Ecorating : le dire et le vote


Les belles promesses qui rendent les électeurs joyeux

Beauté des périodes électorales : les belles promesses qui rendent joyeux tombent sur les électeurs comme flotte à la mousson. Reste à en mesurer la crédibilité. C'est ce qu'ont fait les organisations de défense de l'environnement, qui ont publié leur "ecorating" pour le 2ème tout de l'élection du Conseil des Etats (elles l'avaient déjà fait pour le 1er tour). L'"écorating", c'est la "sensibilité environnementale" des candidats mesurée par leurs votes au parlement fédéral lorsqu'ils et elles y siègent, ou par leurs engagements quand elles ou ils n'y siègent pas (fautes d'actes, on se contente de promesses). Et ça donne quoi ? A Genève : C'est sans surprise : La verte Lisa Mazzone est la plus,,, verte avec 98,1 % de votes favorables à l'environnement; le socialiste Carlo Sommaruga fait presque aussi bien, avec 97,2 %. Et ensuite, c'est le trou : plus que 22,2 % de votes favorables à l'environnement chez le PLR Hiltpold. Et derrière le trou, le gouffre : plus que 3,8 % (d'inexplicables moments de faiblesse) pour l'udéciste Céline Amaudruz. Et la PDC Béatrice Hirsch, alors ? A s'en tenir à ses promesses électorales, elle serait à 92 % écocompatible. On comprend mieux pourquoi les partisans de l'alliance du PLR avec l'UDC tiennent à ce point à casser celle du PLR avec le PDC...

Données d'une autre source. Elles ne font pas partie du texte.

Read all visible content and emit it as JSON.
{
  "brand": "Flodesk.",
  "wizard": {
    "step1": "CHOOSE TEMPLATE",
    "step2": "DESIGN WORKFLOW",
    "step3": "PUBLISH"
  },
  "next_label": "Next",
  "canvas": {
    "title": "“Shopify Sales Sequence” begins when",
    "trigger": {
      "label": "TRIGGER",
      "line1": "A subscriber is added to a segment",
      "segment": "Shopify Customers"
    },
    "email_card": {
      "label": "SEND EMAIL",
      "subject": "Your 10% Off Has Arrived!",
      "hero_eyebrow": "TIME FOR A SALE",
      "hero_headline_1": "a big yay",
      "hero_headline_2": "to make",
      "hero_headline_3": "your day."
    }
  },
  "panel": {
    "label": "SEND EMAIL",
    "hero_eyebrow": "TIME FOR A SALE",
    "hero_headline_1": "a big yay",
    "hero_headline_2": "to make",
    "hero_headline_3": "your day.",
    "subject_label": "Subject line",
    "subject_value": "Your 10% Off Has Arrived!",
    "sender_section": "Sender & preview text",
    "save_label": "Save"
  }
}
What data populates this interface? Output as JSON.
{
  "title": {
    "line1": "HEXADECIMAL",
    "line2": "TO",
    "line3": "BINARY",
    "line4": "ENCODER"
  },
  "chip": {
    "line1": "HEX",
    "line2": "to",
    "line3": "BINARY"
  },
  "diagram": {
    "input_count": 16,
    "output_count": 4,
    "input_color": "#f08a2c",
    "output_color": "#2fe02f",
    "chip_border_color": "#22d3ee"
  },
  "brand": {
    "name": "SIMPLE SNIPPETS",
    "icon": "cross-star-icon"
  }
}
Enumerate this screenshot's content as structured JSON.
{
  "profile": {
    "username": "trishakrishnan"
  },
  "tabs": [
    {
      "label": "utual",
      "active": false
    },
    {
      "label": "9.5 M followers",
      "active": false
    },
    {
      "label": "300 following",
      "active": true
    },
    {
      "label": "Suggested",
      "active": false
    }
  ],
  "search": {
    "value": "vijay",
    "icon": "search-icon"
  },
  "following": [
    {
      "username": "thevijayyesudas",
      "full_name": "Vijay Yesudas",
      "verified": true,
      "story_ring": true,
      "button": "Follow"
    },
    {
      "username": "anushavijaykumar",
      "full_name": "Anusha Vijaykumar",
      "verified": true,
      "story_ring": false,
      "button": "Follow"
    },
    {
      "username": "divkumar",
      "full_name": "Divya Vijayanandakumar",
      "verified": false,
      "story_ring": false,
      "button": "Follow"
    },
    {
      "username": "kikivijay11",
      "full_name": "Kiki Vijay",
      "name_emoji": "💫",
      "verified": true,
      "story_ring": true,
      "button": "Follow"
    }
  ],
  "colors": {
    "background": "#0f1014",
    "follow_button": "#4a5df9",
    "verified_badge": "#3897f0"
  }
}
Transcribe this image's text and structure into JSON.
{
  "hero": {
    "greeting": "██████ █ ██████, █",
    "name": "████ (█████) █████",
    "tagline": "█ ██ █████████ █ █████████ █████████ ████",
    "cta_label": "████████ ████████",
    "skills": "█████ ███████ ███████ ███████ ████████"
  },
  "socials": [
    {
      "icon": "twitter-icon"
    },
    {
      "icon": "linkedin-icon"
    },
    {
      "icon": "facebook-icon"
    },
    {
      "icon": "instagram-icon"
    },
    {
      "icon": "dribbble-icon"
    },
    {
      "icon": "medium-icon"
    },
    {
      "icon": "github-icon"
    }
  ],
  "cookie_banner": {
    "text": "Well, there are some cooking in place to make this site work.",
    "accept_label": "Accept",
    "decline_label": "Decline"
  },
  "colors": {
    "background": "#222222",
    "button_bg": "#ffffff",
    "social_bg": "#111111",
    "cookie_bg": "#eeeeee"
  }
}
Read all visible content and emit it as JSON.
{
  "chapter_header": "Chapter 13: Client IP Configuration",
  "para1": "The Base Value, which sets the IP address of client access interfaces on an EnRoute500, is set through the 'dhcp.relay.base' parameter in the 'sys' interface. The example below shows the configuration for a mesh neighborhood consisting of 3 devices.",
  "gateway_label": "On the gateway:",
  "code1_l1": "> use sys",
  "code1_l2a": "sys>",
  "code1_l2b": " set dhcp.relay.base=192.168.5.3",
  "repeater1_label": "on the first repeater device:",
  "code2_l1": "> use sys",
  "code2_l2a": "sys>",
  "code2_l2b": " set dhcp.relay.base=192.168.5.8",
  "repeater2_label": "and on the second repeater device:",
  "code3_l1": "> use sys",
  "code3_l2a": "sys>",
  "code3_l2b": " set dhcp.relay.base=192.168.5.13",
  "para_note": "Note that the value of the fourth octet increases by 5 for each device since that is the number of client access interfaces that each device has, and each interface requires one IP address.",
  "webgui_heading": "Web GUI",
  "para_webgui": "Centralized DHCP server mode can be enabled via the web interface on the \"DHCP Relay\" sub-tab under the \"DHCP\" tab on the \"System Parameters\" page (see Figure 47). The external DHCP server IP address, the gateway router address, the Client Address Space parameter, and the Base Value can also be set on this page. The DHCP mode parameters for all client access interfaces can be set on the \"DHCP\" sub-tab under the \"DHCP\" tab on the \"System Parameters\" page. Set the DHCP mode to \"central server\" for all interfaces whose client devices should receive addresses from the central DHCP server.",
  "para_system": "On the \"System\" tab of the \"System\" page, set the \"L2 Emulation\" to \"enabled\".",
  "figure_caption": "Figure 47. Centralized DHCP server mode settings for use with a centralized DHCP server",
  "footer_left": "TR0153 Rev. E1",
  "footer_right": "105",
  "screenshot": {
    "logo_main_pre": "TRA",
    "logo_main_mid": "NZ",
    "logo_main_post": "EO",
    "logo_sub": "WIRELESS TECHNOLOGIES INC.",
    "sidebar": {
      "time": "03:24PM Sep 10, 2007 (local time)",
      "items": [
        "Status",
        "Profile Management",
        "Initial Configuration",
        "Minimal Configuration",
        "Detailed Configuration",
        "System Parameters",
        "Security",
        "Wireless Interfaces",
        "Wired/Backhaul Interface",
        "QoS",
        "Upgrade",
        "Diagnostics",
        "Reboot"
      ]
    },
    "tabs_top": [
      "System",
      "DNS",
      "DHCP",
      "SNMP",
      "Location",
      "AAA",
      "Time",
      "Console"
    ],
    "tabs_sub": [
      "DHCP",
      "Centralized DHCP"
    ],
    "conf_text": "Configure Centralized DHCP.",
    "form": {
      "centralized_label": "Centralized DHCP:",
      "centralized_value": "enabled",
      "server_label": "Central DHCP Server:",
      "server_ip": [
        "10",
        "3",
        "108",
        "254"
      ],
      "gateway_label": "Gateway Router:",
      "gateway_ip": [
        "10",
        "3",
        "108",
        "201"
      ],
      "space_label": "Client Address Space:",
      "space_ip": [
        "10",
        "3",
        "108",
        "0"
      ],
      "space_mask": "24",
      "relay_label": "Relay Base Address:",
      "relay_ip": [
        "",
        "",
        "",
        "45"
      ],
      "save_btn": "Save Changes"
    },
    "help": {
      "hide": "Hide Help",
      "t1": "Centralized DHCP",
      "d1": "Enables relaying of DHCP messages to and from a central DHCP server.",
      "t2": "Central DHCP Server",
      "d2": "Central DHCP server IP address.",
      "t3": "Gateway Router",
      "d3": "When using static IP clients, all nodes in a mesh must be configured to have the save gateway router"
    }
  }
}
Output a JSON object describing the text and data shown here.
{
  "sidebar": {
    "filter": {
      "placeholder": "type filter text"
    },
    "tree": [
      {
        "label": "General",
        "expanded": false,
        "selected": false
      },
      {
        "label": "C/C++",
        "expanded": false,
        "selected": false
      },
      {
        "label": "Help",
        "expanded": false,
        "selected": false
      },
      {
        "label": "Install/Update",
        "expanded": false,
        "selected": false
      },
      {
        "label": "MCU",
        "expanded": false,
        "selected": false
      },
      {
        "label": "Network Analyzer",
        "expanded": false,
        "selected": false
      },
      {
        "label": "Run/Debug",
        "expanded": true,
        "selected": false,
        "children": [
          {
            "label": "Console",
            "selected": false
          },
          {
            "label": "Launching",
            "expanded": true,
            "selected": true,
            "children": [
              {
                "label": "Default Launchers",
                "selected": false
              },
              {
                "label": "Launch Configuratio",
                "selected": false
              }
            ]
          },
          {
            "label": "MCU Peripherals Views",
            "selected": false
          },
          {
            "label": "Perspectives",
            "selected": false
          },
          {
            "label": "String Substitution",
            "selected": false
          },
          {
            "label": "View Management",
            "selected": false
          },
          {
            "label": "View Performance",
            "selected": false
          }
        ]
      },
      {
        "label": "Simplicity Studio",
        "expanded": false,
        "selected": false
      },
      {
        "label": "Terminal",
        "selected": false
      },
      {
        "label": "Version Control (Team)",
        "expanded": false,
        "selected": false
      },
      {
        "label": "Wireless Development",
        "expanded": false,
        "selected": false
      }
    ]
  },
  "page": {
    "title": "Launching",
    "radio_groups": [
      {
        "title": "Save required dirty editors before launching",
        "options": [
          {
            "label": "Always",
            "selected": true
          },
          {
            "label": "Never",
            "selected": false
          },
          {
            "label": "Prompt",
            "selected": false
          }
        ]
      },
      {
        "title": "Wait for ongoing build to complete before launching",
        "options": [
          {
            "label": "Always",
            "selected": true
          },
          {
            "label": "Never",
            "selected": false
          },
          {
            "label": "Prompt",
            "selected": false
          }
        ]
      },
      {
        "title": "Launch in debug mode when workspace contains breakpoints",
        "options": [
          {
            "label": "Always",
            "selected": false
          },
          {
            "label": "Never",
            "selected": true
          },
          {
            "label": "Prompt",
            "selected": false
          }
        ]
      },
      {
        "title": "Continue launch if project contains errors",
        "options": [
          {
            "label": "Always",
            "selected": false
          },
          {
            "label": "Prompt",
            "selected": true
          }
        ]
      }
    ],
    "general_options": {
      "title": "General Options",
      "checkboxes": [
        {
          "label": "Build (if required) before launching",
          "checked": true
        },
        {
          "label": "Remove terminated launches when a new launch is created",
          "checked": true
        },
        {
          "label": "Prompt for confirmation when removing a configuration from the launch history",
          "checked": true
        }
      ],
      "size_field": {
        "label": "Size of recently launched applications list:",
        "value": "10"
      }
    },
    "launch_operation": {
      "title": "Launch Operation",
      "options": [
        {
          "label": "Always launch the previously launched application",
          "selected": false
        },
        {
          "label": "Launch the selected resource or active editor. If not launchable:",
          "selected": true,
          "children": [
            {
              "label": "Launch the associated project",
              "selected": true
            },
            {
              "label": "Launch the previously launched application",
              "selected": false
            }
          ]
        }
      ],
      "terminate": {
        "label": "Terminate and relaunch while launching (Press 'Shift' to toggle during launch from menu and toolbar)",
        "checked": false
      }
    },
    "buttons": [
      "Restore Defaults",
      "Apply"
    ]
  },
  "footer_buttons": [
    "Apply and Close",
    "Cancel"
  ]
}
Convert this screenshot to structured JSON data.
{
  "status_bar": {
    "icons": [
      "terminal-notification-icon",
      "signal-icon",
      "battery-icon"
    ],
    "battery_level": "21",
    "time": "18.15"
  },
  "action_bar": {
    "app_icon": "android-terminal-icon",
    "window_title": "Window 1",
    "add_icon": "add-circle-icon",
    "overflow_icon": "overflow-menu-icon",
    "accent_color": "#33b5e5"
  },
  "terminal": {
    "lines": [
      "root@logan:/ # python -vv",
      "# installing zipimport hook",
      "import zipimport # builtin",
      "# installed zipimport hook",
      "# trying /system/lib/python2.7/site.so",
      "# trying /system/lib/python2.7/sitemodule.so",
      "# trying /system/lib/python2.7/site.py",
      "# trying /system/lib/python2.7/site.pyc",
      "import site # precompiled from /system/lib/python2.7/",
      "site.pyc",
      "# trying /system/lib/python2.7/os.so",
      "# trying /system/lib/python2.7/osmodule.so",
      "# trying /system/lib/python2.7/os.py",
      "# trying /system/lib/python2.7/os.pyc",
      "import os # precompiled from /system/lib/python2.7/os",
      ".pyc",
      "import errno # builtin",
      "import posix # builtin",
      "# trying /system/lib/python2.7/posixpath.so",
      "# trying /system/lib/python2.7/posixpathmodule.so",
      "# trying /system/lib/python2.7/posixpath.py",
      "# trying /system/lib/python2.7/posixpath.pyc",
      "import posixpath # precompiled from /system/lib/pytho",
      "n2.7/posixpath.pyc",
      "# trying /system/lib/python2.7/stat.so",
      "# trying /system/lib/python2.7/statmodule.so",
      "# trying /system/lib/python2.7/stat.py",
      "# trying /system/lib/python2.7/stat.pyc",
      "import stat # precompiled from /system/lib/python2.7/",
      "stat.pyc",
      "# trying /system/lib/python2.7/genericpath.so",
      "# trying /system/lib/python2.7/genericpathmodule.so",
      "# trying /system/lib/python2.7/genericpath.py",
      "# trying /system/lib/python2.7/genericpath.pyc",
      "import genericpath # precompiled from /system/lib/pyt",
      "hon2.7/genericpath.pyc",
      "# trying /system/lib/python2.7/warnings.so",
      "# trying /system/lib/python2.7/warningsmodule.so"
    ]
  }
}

"Les exclus voient comment les inclus se protègent"

Le 22 septembre dernier, premier jour de l'automne et premier vendémiaire, jour de l'an républicain, une petite cérémonie était organisée dans le canton de Saint-Gall, en montagne, dans le massif du Pizol. Une cérémonie mortuaire : on rendait les derniers honneurs à un glacier, celui du Pizol précisément. Il venait, après s'être cassé en deux en 2018, puis en cinq en 2019, d'être rayé de la liste officielle des glaciers mesurés en Suisse. Il rejoint les 500 autres glaciers disparus dans notre pays depuis un siècle. Requiescat in pace. Chaude, la paix : ces glaciers ont fondu. Dans les mines du XIXe siècle, les mineurs descendaient une cage avec un canari. Quand le canari étouffait et crevait, c'était le signe d'une accumulation de grisou et d'un risque d'explosion. Nos glaciers sont nos canaris : leur extinction est un signe, un symptôme. Et on sait de quoi, même si le déni de réalité résiste -il a pour cela des moyens : le "climatoscepticisme" (on devrait d'ailleurs plutôt parler de "climatonégationnisme"), largement soutenu par le lobby pétrolier, dispose, selon une étude publiée en août par "Nature Communications", d'une couverture médiatique totalement disproportionnée à sa crédibilité scientifique, y compris dans des media réputés (ou supposés) sérieux. La réalité, c'est qu'on a dix ans, tout au plus, pour traduire en actes forts les engagements environnementaux pris -et ceux qui restent à prendre.  C'est la question centrale de la traduction en actes des convictions affirmées qui se pose, la question de cette volonté collective dont Nicolas Hulot constatait (dans "Le Temps" du 21 septembre) qu'elle faisait toujours défaut malgré "notre formidable supériorité technologique et nos énormes moyens financiers". Jacques Dubochet ne dit pas autre chose, dans le journal socialiste suisse (il est Conseiller municipal PS à Morges) : "En Suisse, nous avons toutes les cartes en main. (...) Les revendications sont réalistes et peuvent être concrétisées, parce que les décisions quand à ce que nous sommes disposés à faire nous appartiennent totalement". Mais le Nicolas Hulot constatait aussi que "nous vivons dans un monde où les exclus voient comment les inclus se protègent et vivent à leurs dépens". Les "inclus", Hulot en est.  Et la plupart d'entre nous aussi.

La bourgeoisie, fût-elle « verte » et « de gauche » ne se préoccupe de la dégradation de l’environnement que lorsqu’elle même en souffre. Si des infrastructures sanitaires ont été implantées dans les villes européennes, c’est que la merde, les ordures et les charognes à l’air libre produisaient des miasmes et des maux qui atteignaient aussi les puissants : tant que les misérables sont les seuls à en souffrir, on peut les laisser à leur soue. Jusqu'à ce que l'on s'aperçoive qu'on risque fort de s'y retrouver avec eux.